FUNDAMENTOS UTILIZADOS PELO TST PARA APLICAÇÃO DA TEORIA DA RESPONSABILIDADE OBJETIVA SEM QUE ISSO REPRESENTE OFENSA AO ART. 7º, XXVIII, DA CF/88:

• O “caput” do art. 7.º da Constituição Federal constitui-se tipo aberto, vocacionado a albergar todo e qualquer direito quando materialmente voltado à melhoria da condição social do trabalhador;
• A responsabilidade subjetiva do empregador, prevista no inciso XXVIII do art. 7º, constitui direito mínimo assegurado ao obreiro. Trata-se de regra geral que não pode excluir ou inviabilizar outras formas de alcançar o direito à indenização por acidente de trabalho;
• Referido artigo está inserido no rol das garantias mínimas do trabalhador (7º, caput), de modo que a edição de legislação infraconstitucional consagrando uma maior responsabilidade do empregador nas hipóteses acidentárias, em casos específicos (atividades que exponham o trabalhador a risco), não encontra na Constituição Federal nenhum impedimento, até mesmo se se considerarem os princípios do direito do trabalho, como o da proteção, o da norma mais favorável, o da condição mais benéfica, entre outros. Obstáculo haveria se a norma infraconstitucional trouxesse diretriz contrária aos valores que a Carta Magna buscou resguardar;
• Cumpre destacar a “teoria do risco criado”. Por essa teoria, entende-se como “cláusula inata” ao contrato de trabalho a incolumidade do trabalhador e a garantia de um salutar meio ambiente do trabalho. Por isso, se o empresário, devido à sua atividade, expõe o trabalhador a perigo iminente, vindo este a se acidentar, por certo que responde objetivamente, pois o infortúnio ocorreu devido à situação de risco por ele criada, bem como porque houve o inadimplemento da mencionada cláusula contratual. Não se pode olvidar, também, que essa exposição resultou no recebimento de lucros pelo empregador.

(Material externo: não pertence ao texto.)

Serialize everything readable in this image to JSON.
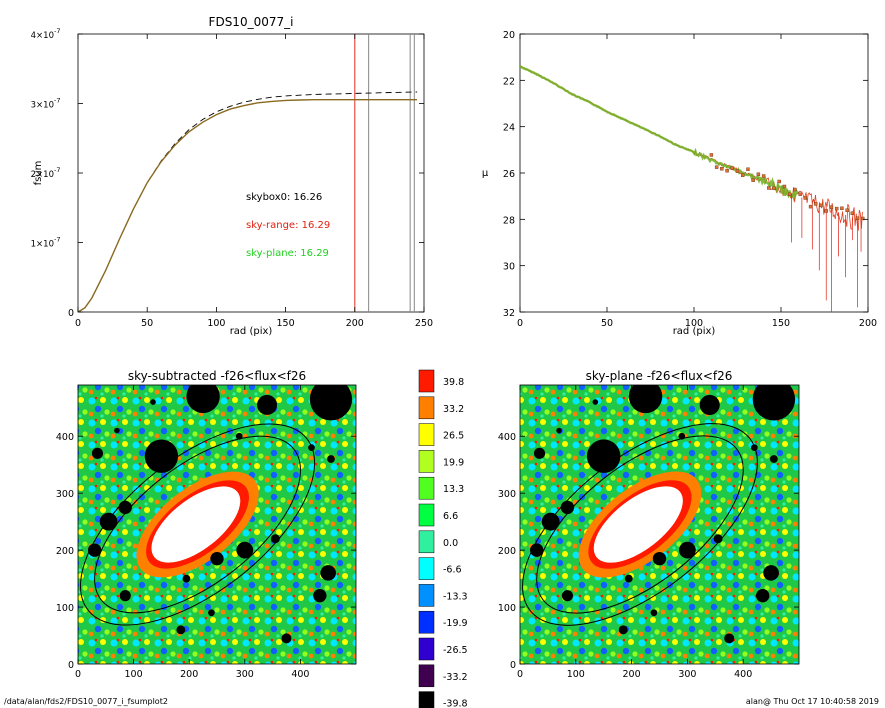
{
  "chart_data": [
    {
      "type": "line",
      "title": "FDS10_0077_i",
      "xlabel": "rad (pix)",
      "ylabel": "fsum",
      "xlim": [
        0,
        250
      ],
      "ylim": [
        0,
        4e-07
      ],
      "x_ticks": [
        "0",
        "50",
        "100",
        "150",
        "200",
        "250"
      ],
      "y_ticks": [
        {
          "value": 0,
          "label": "0",
          "exp": ""
        },
        {
          "value": 1e-07,
          "label": "1×10",
          "exp": "-7"
        },
        {
          "value": 2e-07,
          "label": "2×10",
          "exp": "-7"
        },
        {
          "value": 3e-07,
          "label": "3×10",
          "exp": "-7"
        },
        {
          "value": 4e-07,
          "label": "4×10",
          "exp": "-7"
        }
      ],
      "vlines": [
        {
          "x": 200,
          "color": "#e03020"
        },
        {
          "x": 210,
          "color": "#888888"
        },
        {
          "x": 240,
          "color": "#888888"
        },
        {
          "x": 243,
          "color": "#888888"
        }
      ],
      "annotations": [
        {
          "text": "skybox0: 16.26",
          "color": "#000000"
        },
        {
          "text": "sky-range: 16.29",
          "color": "#e02010"
        },
        {
          "text": "sky-plane: 16.29",
          "color": "#20d020"
        }
      ],
      "series": [
        {
          "style": "dashed",
          "color": "#000000",
          "x": [
            0,
            5,
            10,
            20,
            30,
            40,
            50,
            60,
            70,
            80,
            90,
            100,
            110,
            120,
            130,
            140,
            150,
            160,
            170,
            180,
            190,
            200,
            210,
            220,
            230,
            245
          ],
          "y": [
            0,
            6e-09,
            2e-08,
            6e-08,
            1.05e-07,
            1.48e-07,
            1.86e-07,
            2.17e-07,
            2.42e-07,
            2.62e-07,
            2.77e-07,
            2.88e-07,
            2.96e-07,
            3.02e-07,
            3.06e-07,
            3.09e-07,
            3.11e-07,
            3.12e-07,
            3.13e-07,
            3.135e-07,
            3.14e-07,
            3.145e-07,
            3.15e-07,
            3.155e-07,
            3.16e-07,
            3.165e-07
          ]
        },
        {
          "style": "solid",
          "color": "#8a6a20",
          "x": [
            0,
            5,
            10,
            20,
            30,
            40,
            50,
            60,
            70,
            80,
            90,
            100,
            110,
            120,
            130,
            140,
            150,
            160,
            170,
            180,
            190,
            200,
            210,
            220,
            230,
            245
          ],
          "y": [
            0,
            6e-09,
            2e-08,
            6e-08,
            1.05e-07,
            1.48e-07,
            1.86e-07,
            2.16e-07,
            2.4e-07,
            2.59e-07,
            2.73e-07,
            2.84e-07,
            2.92e-07,
            2.97e-07,
            3.01e-07,
            3.03e-07,
            3.045e-07,
            3.05e-07,
            3.055e-07,
            3.055e-07,
            3.055e-07,
            3.055e-07,
            3.055e-07,
            3.055e-07,
            3.055e-07,
            3.055e-07
          ]
        }
      ]
    },
    {
      "type": "scatter",
      "title": "",
      "xlabel": "rad (pix)",
      "ylabel": "μ",
      "xlim": [
        0,
        200
      ],
      "ylim": [
        32,
        20
      ],
      "x_ticks": [
        "0",
        "50",
        "100",
        "150",
        "200"
      ],
      "y_ticks": [
        "20",
        "22",
        "24",
        "26",
        "28",
        "30",
        "32"
      ],
      "profile": {
        "x": [
          0,
          10,
          20,
          30,
          40,
          50,
          60,
          70,
          80,
          90,
          100,
          110,
          120,
          130,
          140,
          150,
          160,
          170,
          180,
          190,
          197
        ],
        "y": [
          21.4,
          21.75,
          22.15,
          22.6,
          22.95,
          23.35,
          23.7,
          24.05,
          24.4,
          24.8,
          25.1,
          25.45,
          25.75,
          26.05,
          26.35,
          26.7,
          27.0,
          27.3,
          27.6,
          27.9,
          28.1
        ]
      }
    },
    {
      "type": "heatmap",
      "title": "sky-subtracted -f26<flux<f26",
      "xlim": [
        0,
        500
      ],
      "ylim": [
        0,
        490
      ],
      "x_ticks": [
        "0",
        "100",
        "200",
        "300",
        "400"
      ],
      "y_ticks": [
        "0",
        "100",
        "200",
        "300",
        "400"
      ]
    },
    {
      "type": "heatmap",
      "title": "sky-plane -f26<flux<f26",
      "xlim": [
        0,
        500
      ],
      "ylim": [
        0,
        490
      ],
      "x_ticks": [
        "0",
        "100",
        "200",
        "300",
        "400"
      ],
      "y_ticks": [
        "0",
        "100",
        "200",
        "300",
        "400"
      ]
    }
  ],
  "colorbar": {
    "labels": [
      "39.8",
      "33.2",
      "26.5",
      "19.9",
      "13.3",
      "6.6",
      "0.0",
      "-6.6",
      "-13.3",
      "-19.9",
      "-26.5",
      "-33.2",
      "-39.8"
    ],
    "colors": [
      "#ff1a00",
      "#ff8000",
      "#ffff00",
      "#b0ff20",
      "#50ff20",
      "#00ff40",
      "#30f0a0",
      "#00ffff",
      "#0090ff",
      "#0030ff",
      "#3000d0",
      "#400050",
      "#000000"
    ]
  },
  "footer": {
    "left": "/data/alan/fds2/FDS10_0077_i_fsumplot2",
    "right": "alan@  Thu Oct 17 10:40:58 2019"
  }
}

FUNDAMENTOS UTILIZADOS PARA APLICAÇÃO DA TEORIA DA RESPONSABILIDADE OBJETIVA AOS ACIDENTES DE TRABALHO OCORRIDOS ANTES DA VIGÊNCIA DO CÓDIGO CIVIL DE 2002:

• A teoria do risco da atividade empresarial sempre esteve contemplada no artigo 2° da CLT, sendo que a responsabilidade mencionada no referido dispositivo (ao afirmar que o empregador é aquele que assume “os riscos da atividade econômica”) não deve se referir apenas ao risco “econômico” da atividade empresarial, estando relacionada também aos riscos que possam afetar a saúde, a vida e a integridade física do empregado;
• Tal risco também já era reconhecido ante a redação do artigo 157 da CLT, que sempre impôs às empresas a obrigação de cumprirem e fazerem cumprir as normas de segurança e medicina do trabalho e a instruir os empregados quanto às precauções a tomar no sentido de evitar acidentes ou doenças ocupacionais;
• No mesmo sentido o disposto no artigo 162 e seguintes da CLT, que também há muito já impunha ao empregador a constituição de serviços especializados em segurança e medicina do trabalho, com vistas a garantir a saúde e a melhor condição de trabalho aos empregados, evitando acidentes.

ATENÇÃO!

Esse posicionamento da Seção de Dissídios Individuais do TST é de extrema relevância para os estudantes e profissionais do direito, pois reflete o entendimento que se pacificará na mais alta Corte trabalhista.

Ou seja, em se tratando de atividade de risco, a responsabilidade do empregador por acidente de trabalho (aí incluídas as doenças ocupacionais – doença profissional e doença do trabalho) é objetiva em razão da aplicação do parágrafo único do art. 927 do Código Civil. Tal responsabilidade é aplicável mesmo tendo o acidente ocorrido em data anterior à vigência do Código Civil de 2002. Nesses casos, o empregado precisará provar apenas a atividade exercida e o acidente de trabalho sofrido, sendo desnecessária a prova do nexo de causalidade entre um e outro para a obtenção da indenização.